A decree published at the very beginning of summer introduced new rules on work stoppages, and failure to comply with them could have serious financial consequences for employees.

A decree published at the very beginning of summer introduced

A decree published at the very beginning of summer introduced new rules on work stoppages, and failure to comply with them could have serious financial consequences for employees.

While the summer period is synonymous with vacations for the vast majority of the country, not everything stops during the summer. Although the Government often runs at a slow pace between the end of June and the beginning of September, it is not completely idle either, and sometimes takes advantage of these months of relaxation to pass a few reforms without anyone noticing. This is precisely the case of a decree published on July 5th and which went relatively unnoticed, which subtly modifies the Labor Code by adding three new articles with significant consequences in terms of sick leave.

In the event of illness, injury or accident, any employee with at least one year of seniority in their company may benefit from a work stoppage on the basis of a medical certificate. They thus retain all or part of their salary during their period of absence, thanks to the daily Social Security allowances (IJSS) on the one hand, and the additional allowances paid by their employer on the other hand. Thus, the accumulation of allowances must guarantee the employee income equivalent to 90% of their gross salary during the first 30 days of the work stoppage, then 66.66% of this salary during the following 30 days.

In return for the additional compensation paid by the employer, the latter has the right to request a medical follow-up examination, carried out by a doctor of his choice, in order to verify the validity of the prescribed work stoppage. However, until now, the conditions under which this follow-up examination should take place were not defined, which could lead to tensions, or even conflicts, between employer and employee. This is the precise point that is being clarified Decree No. 2024-692 of July 5, 2024by establishing the terms and conditions of the medical counter-examination provided for in Article L. 1226-1 of the Labor Code.

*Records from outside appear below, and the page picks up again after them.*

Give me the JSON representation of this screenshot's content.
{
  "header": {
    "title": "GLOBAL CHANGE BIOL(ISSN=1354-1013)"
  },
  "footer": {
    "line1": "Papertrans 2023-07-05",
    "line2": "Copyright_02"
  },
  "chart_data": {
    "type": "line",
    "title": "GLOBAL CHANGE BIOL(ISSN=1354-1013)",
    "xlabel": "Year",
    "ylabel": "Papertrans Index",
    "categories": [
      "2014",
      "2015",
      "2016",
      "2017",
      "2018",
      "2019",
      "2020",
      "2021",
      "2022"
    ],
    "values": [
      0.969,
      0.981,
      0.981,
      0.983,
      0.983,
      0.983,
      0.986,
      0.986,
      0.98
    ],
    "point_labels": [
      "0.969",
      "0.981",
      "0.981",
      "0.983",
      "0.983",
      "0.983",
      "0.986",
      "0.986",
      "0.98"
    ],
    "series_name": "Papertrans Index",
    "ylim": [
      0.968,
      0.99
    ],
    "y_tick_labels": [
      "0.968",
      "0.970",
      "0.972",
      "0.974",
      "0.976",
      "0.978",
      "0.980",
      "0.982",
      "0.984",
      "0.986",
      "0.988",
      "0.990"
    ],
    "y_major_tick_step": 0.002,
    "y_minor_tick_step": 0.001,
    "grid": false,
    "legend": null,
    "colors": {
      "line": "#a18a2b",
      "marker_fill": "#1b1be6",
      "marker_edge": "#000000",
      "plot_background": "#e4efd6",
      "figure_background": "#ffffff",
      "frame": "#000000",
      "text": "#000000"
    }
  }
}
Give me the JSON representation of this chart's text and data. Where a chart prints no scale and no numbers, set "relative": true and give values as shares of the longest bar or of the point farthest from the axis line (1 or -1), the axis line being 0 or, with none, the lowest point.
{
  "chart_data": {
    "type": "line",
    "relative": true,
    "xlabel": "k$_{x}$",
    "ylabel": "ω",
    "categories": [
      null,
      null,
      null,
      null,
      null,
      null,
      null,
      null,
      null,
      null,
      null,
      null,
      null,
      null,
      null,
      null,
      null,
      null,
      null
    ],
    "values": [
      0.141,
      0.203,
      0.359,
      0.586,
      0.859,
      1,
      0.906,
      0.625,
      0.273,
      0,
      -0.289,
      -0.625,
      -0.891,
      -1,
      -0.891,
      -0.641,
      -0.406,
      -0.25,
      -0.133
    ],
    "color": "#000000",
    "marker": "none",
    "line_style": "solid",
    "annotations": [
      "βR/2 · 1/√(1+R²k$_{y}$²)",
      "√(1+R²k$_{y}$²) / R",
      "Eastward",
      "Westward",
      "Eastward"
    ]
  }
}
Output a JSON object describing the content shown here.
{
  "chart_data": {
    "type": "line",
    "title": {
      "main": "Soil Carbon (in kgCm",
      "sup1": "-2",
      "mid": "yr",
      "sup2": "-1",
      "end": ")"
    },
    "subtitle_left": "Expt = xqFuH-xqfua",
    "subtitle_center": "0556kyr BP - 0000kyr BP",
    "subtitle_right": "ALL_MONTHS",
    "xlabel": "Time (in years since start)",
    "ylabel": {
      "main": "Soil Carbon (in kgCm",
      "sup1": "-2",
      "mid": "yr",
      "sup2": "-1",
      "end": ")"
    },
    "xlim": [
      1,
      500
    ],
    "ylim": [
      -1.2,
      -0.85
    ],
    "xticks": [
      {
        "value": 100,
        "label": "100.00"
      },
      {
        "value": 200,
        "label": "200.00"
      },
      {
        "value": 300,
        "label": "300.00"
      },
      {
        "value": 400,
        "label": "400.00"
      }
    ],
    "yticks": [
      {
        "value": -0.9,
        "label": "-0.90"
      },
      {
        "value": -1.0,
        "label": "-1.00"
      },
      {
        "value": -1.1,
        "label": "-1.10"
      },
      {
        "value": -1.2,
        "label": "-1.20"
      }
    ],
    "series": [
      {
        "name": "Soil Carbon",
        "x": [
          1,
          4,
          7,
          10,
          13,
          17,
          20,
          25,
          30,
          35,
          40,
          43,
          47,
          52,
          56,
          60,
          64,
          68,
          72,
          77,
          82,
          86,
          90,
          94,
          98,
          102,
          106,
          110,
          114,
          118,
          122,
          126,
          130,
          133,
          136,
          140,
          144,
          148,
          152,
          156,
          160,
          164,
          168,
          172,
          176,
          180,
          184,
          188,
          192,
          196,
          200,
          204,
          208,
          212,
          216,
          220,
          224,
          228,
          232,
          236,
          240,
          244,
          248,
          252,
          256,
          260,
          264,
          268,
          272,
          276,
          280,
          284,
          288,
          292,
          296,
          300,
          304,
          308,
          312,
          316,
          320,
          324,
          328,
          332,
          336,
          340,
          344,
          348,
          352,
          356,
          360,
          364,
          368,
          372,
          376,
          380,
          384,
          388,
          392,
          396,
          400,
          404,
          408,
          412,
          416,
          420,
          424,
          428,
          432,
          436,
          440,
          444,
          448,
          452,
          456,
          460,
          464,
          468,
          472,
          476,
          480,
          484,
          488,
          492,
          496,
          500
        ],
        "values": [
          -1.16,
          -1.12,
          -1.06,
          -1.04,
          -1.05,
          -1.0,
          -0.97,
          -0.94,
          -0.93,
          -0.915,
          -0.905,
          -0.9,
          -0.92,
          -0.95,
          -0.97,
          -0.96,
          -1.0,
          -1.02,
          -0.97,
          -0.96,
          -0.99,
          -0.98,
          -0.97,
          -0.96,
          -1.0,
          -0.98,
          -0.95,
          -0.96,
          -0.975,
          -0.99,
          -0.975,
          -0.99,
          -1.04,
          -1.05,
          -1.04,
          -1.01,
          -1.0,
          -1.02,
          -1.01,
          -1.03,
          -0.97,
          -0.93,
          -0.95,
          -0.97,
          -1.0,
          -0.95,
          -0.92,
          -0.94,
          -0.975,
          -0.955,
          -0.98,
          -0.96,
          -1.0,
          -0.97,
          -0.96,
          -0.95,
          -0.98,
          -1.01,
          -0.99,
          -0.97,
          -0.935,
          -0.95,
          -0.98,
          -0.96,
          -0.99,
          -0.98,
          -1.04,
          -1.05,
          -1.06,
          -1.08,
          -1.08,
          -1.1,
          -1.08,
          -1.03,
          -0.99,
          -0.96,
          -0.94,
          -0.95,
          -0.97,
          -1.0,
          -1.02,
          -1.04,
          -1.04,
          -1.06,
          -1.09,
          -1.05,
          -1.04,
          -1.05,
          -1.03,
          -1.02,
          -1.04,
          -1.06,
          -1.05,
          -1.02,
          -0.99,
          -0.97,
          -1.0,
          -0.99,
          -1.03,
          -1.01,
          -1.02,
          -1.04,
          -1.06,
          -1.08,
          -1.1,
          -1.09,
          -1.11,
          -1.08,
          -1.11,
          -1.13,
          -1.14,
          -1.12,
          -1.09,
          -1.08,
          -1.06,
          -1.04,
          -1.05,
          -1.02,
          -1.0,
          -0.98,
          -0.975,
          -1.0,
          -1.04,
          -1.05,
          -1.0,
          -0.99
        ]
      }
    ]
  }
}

Thus, the employee is now subject to two new obligations from the start of the work stoppage: he must indicate to his employer the chosen place of rest, if it is different from his usual home, as well as the times at which the medical counter-examination can be carried out if he benefits from a stoppage with the mention “free exit”. And this information is particularly important, because the employer can mandate a doctor to carry out a medical counter-examination at the place and at the times indicated, without any notice given to the employee. The doctor can also summon the employee on sick leave to his office, this time by sending him a summons by any means allowing to certify a date of receipt.

In either case, the doctor immediately transmits his conclusions to the employer at the end of the counter-visit. And if he considers the work stoppage unjustified, if he indicates that the employee was not present at his place of rest or that he did not respond to the summons, then the payment of benefits can be suspended. In this case, the employee’s only recourse will then be to contact the Social Security Medical Control Service in order to request a review of his situation. Thus, it is therefore necessary to be aware of the conditions mentioned on the work stoppage and to respect them scrupulously, in order to avoid putting yourself in a difficult position with your employer and exposing yourself to a significant loss of income.